Cooper and the Aborigines’ League agreed to give their full support to the Progressive Association, which planned to protest the following year in Sydney on 26 January, when celebrations were scheduled to mark 150 years of European colonisation and settlement. In giving the league’s support, Cooper suggested that the day could be marked as a “Day of Mourning”, an idea adopted by the Progressive Association. The following day, the Argus carried a front page report detailing the plan for the Day of Mourning.

The first events were speeches in Sydney’s Domain early on 26 January, followed by the official Day of Mourning conference attended by Aboriginal delegates only. In the evening, a solidarity event with non-Indigenous supporters was held, while a fourth and final meeting was held by the Aborigines’ League in Melbourne on 31 January.

In the weeks before the Day of Mourning, the Progressive Association published a 12-page pamphlet titled “Aborigines claim citizens rights”. Written by Patten and Ferguson, the statement pulled no punches, attacking the myth of white benevolence:

“You came here only recently, and you took our land away from us by force. You have almost exterminated our people, but there are enough of us remaining to expose the humbug of your claim, as white Australians, to be a civilised, progressive, kindly and humane nation.”

It rejected “sentimental sympathy”, asking instead for solidarity and “for equal education, equal opportunity, equal wages, equal rights to possess property or to be our own masters – in two words: equal citizenship!”

With the Day of Mourning conference open only to Indigenous people, non-Indigenous supporters marched from Sydney Town Hall to Australian Hall on Elizabeth Street. At the hall, Patten opened conference proceedings with an impassioned speech: “On this day the white people are rejoicing, but we, as Aborigines, have no reason to rejoice on Australia’s 150th birthday”.

He explained that the purpose the Progressive Association and the Day of Mourning was “to bring home to the white people of Australia the frightful conditions in which the native Aborigines of this continent live … to put before the white people the fact that Aborigines throughout Australia are literally being starved to death … We refuse to be pushed into the background. We have decided to make ourselves heard”.

And he said of conditions on the reserves: “White people in the cities do not realise the terrible conditions of slavery under which our people live in the outback districts. I have unanswerable evidence that women of our race are forced to work in return for rations, without other payment. Is this not slavery? Do white Australians realise that there is actual slavery in this fair progressive Commonwealth?”

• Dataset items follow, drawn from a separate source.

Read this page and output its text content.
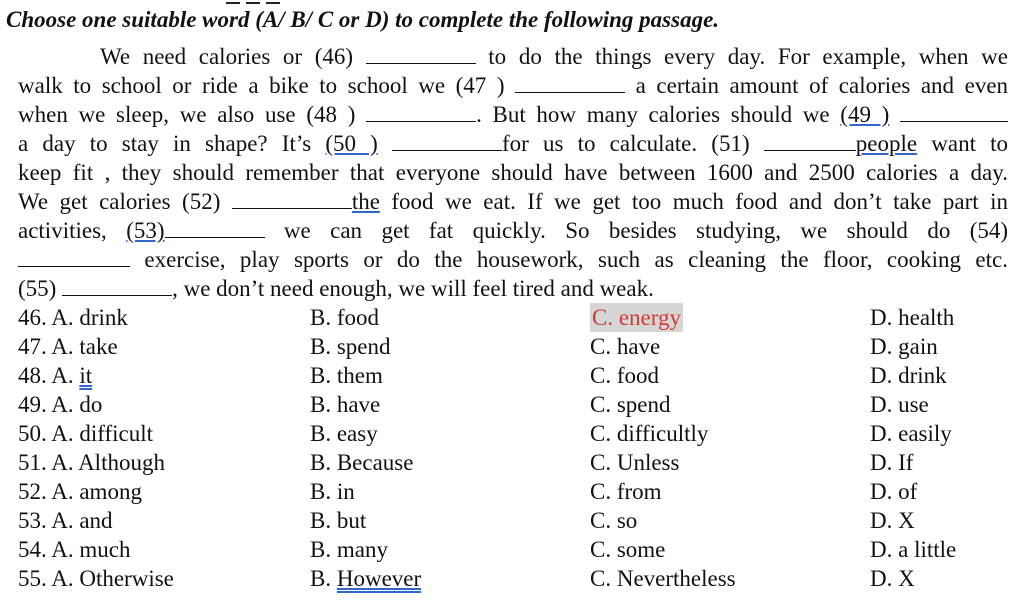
Choose one suitable word (A/ B/ C or D) to complete the following passage.
We need calories or (46)	to do the things every day. For example, when we
walk to school or ride a bike to school we (47 )	a certain amount of calories and even
when we sleep, we also use (48 )	. But how many calories should we (49 )
a day to stay in shape? It’s (50 )	for us to calculate. (51)	people want to
keep fit , they should remember that everyone should have between 1600 and 2500 calories a day.
We get calories (52)	the food we eat. If we get too much food and don’t take part in
activities, (53)	we can get fat quickly. So besides studying, we should do (54)
exercise, play sports or do the housework, such as cleaning the floor, cooking etc.
(55)	, we don’t need enough, we will feel tired and weak.
46. A. drink	B. food	C. energy	D. health
47. A. take	B. spend	C. have	D. gain
48. A. it	B. them	C. food	D. drink
49. A. do	B. have	C. spend	D. use
50. A. difficult	B. easy	C. difficultly	D. easily
51. A. Although	B. Because	C. Unless	D. If
52. A. among	B. in	C. from	D. of
53. A. and	B. but	C. so	D. X
54. A. much	B. many	C. some	D. a little
55. A. Otherwise	B. However	C. Nevertheless	D. X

The Day of Mourning received considerable media coverage. Five days after the conference, Progressive Association members were invited to meet prime minister Joseph Lyons. At the meeting, Ferguson presented the association’s 10-point plan for achieving equality for Indigenous Australians, demanding aid in housing, education, working conditions, land rights and social welfare, while also calling for the federal government to take over Aboriginal affairs from the Protection Boards. The association’s proposals were ignored.

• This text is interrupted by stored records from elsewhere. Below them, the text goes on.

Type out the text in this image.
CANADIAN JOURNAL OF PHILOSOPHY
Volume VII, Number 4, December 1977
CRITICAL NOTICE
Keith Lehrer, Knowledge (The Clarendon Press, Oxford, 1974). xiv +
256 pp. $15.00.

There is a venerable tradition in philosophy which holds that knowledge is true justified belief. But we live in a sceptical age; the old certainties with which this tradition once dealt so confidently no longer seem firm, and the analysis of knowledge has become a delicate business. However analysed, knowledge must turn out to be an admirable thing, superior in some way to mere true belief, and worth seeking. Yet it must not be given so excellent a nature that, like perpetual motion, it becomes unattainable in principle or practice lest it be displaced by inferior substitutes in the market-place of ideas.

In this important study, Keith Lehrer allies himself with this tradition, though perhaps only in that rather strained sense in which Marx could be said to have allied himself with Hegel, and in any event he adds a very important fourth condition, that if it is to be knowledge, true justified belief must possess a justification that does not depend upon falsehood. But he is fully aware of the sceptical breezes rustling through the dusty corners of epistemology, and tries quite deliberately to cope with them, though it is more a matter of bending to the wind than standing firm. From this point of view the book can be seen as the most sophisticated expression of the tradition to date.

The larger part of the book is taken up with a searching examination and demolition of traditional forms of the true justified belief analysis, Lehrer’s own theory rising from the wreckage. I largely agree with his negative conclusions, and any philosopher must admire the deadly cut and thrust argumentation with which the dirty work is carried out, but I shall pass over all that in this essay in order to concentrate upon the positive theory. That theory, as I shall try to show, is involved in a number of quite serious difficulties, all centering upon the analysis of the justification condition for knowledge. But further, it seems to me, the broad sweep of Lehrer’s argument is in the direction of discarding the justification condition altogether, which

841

The Day of Mourning, however, remained a powerful gesture, inspiring Aboriginal people to join the struggle. Aborigines’ League and Progressive Association activists continued to organise throughout the 1940s and 1950s, organising protests and strikes and agitating for the abolition of the draconian laws that controlled every aspect of Aboriginal people’s lives.

Demanding full equality and an end to racism, exploitation and oppression, the Australian Aborigines’ League and the Aborigines Progressive Association – along with Maynard’s earlier Australian Aboriginal Progressive Association – laid the foundation for today’s Aboriginal rights movement. They continue to inspire generations of Aboriginal activists, and countless other activists, in the struggle for Indigenous rights.